Different financial sources of older women, Singapore, 2000 (Statistics Singapore, National Population Census 2000)

The pattern from Fig. 9 when related with the older women's occupational status in Table 2 implies that even if an older woman was a paid employee, the wages would still be not sufficient, and she would need allowances from her children. According to National Survey for Senior Citizens (2005), the number of children as the most important source of income dependence increases with age starting at 31.9 percent among respondents aged 55–64 to 55.8% among those aged 65–74 and 63.7 percent among respondents aged 75 and above. Increased reliance on children with age is exacerbated for older women because of longer life expectancy.

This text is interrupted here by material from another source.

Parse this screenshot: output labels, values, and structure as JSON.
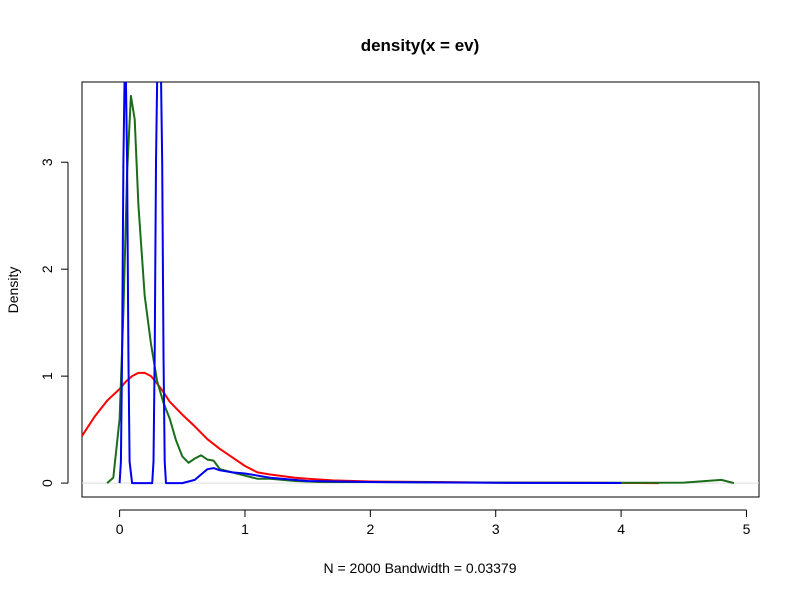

To examine other types of support received from children such as physical assistance and care in old age, Table 3 provides information on multiple generations' co-residence by male and female. These summary statistics provide a snapshot of whether more females or males tend to reside with their children which then increases the likelihood of receiving care and support (Chan 1997, 1999).

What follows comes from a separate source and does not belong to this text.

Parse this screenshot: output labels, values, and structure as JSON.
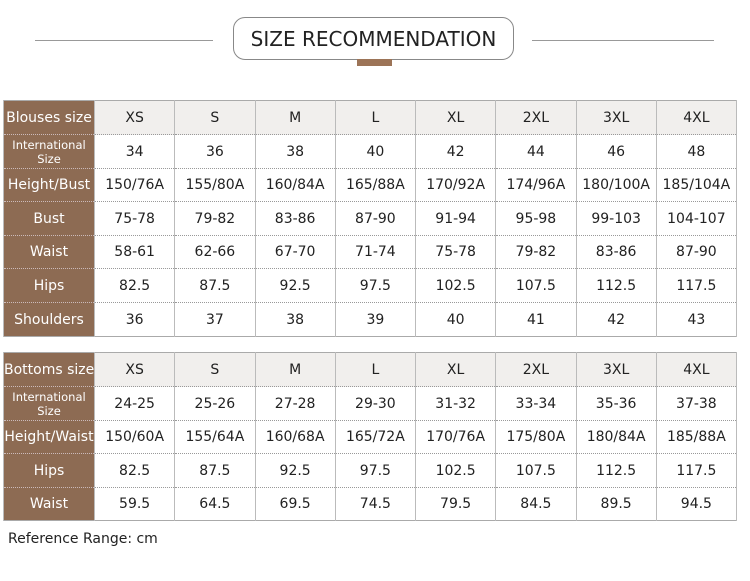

Table 3 Household structure (number of persons per household) by sex of the widowed elderly by sex, Singapore, 2005

Given data limitations, Table 3 only provides statistics for widowed males and females. Assuming that men and women are widowed in old age, these statistics provide some description of older adults who were alone and those who moved in with their children and/or grandchildren. A majority of widowed women (89%) and men (86.4%) moved to co-reside with their adult children. Slightly more than a tenth (11%) co-resided with their children and grandchildren or even great grandchildren. About 14 percent (13.6%) of widowed older men co-resided with three or more generations.

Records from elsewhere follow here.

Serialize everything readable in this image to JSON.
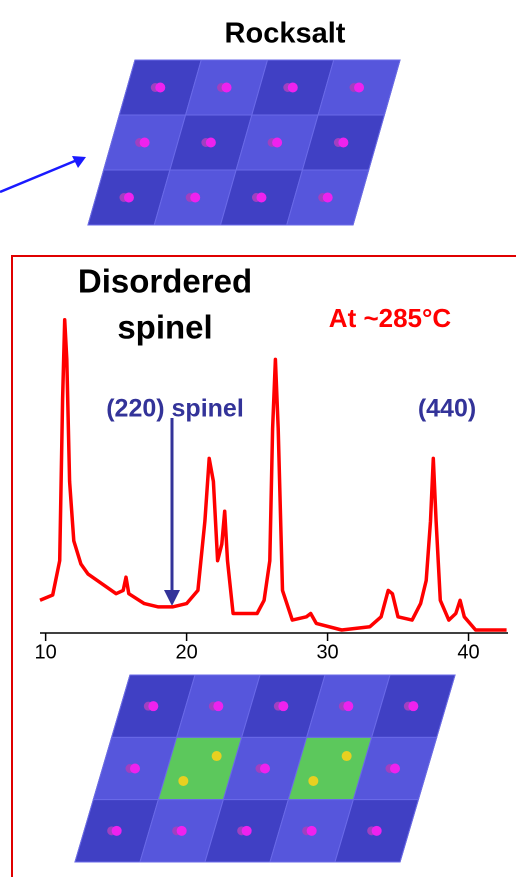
{
  "chart_data": {
    "type": "line",
    "labels": {
      "top_title": "Rocksalt",
      "title_line1": "Disordered",
      "title_line2": "spinel",
      "temperature": "At ~285°C",
      "peak_220": "(220) spinel",
      "peak_440": "(440)"
    },
    "x": [
      9.6,
      10.5,
      11.0,
      11.2,
      11.35,
      11.5,
      11.7,
      12.0,
      12.5,
      13.0,
      14,
      15,
      15.5,
      15.7,
      15.9,
      17,
      18,
      19,
      20,
      20.8,
      21.3,
      21.6,
      21.9,
      22.2,
      22.5,
      22.7,
      22.9,
      23.3,
      24,
      25,
      25.5,
      25.9,
      26.1,
      26.3,
      26.5,
      26.8,
      27.5,
      28.5,
      28.8,
      29.2,
      31,
      33,
      33.8,
      34.3,
      34.6,
      35,
      36,
      36.6,
      37.0,
      37.3,
      37.5,
      37.7,
      38.0,
      38.6,
      39.1,
      39.4,
      39.7,
      40.5,
      41.5,
      42.7
    ],
    "values": [
      9,
      10.6,
      21,
      70,
      94,
      82,
      45,
      27,
      20,
      17,
      14,
      11,
      12,
      16,
      11,
      8,
      7,
      7,
      8,
      12,
      33,
      52,
      45,
      21,
      26,
      36,
      21,
      5,
      5,
      5,
      9,
      21,
      61,
      82,
      61,
      12,
      3,
      4,
      5,
      2,
      0,
      1,
      4,
      12,
      11,
      4,
      3,
      8,
      15,
      33,
      52,
      33,
      9,
      3,
      5,
      9,
      4,
      0,
      0,
      0
    ],
    "color": "#ff0000",
    "xlim": [
      9.6,
      42.8
    ],
    "xticks": [
      10,
      20,
      30,
      40
    ],
    "ylim": [
      0,
      100
    ]
  }
}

As such, it can be summarized that older women's dependence on their children is similar to that of men and takes various forms. This consists of income support, children as the main source of financial assistance, and children as co-payers for health care, as provider of care, and co-residents.

Conclusions

A key demographic feature in Singapore is that women have longer years of life than men. Living beyond 80 years for Singaporean women is a human success story, and this paper has shown that they are on par with their Northern European counterparts. This parity has been achieved at a relatively short period of 45 years when Singapore progressed from a British colony to a high-income industrialized country. This is where the convergence between Singapore and Northern Europe ends. Older women in Singapore are less likely to live well and have a high quality of life, as their health status declines with age. This is because, historically, Singapore has not developed a responsive social welfare system similar to Northern Europe. This paper has shown that the current cohort of older Singaporean women aged 65 and above now have a lower socio-economic position later in life, exacerbated by lower social security. These women have no or little formal education; low level of occupational status; and limited social security protection as few worked outside of the home in the formal sector.

Given how economic and social policies have evolved in Singapore over time, older women tend to fall back on their children and not on their spouses for old-age support. Children's support is manifested in various ways—financial for out-of-pocket health care expenses, co-residence, and care giving. As there are fewer children in Singapore for the old to depend on, this situation may not be tenable in the long term.

Given their fragile economic and social circumstances, older women in Singapore are a vulnerable group as their health status declines with age. Optimistically, the future generations of women in Singapore who are better educated and have a higher occupational status will be able to better insulate themselves against the risks faced by women in old age.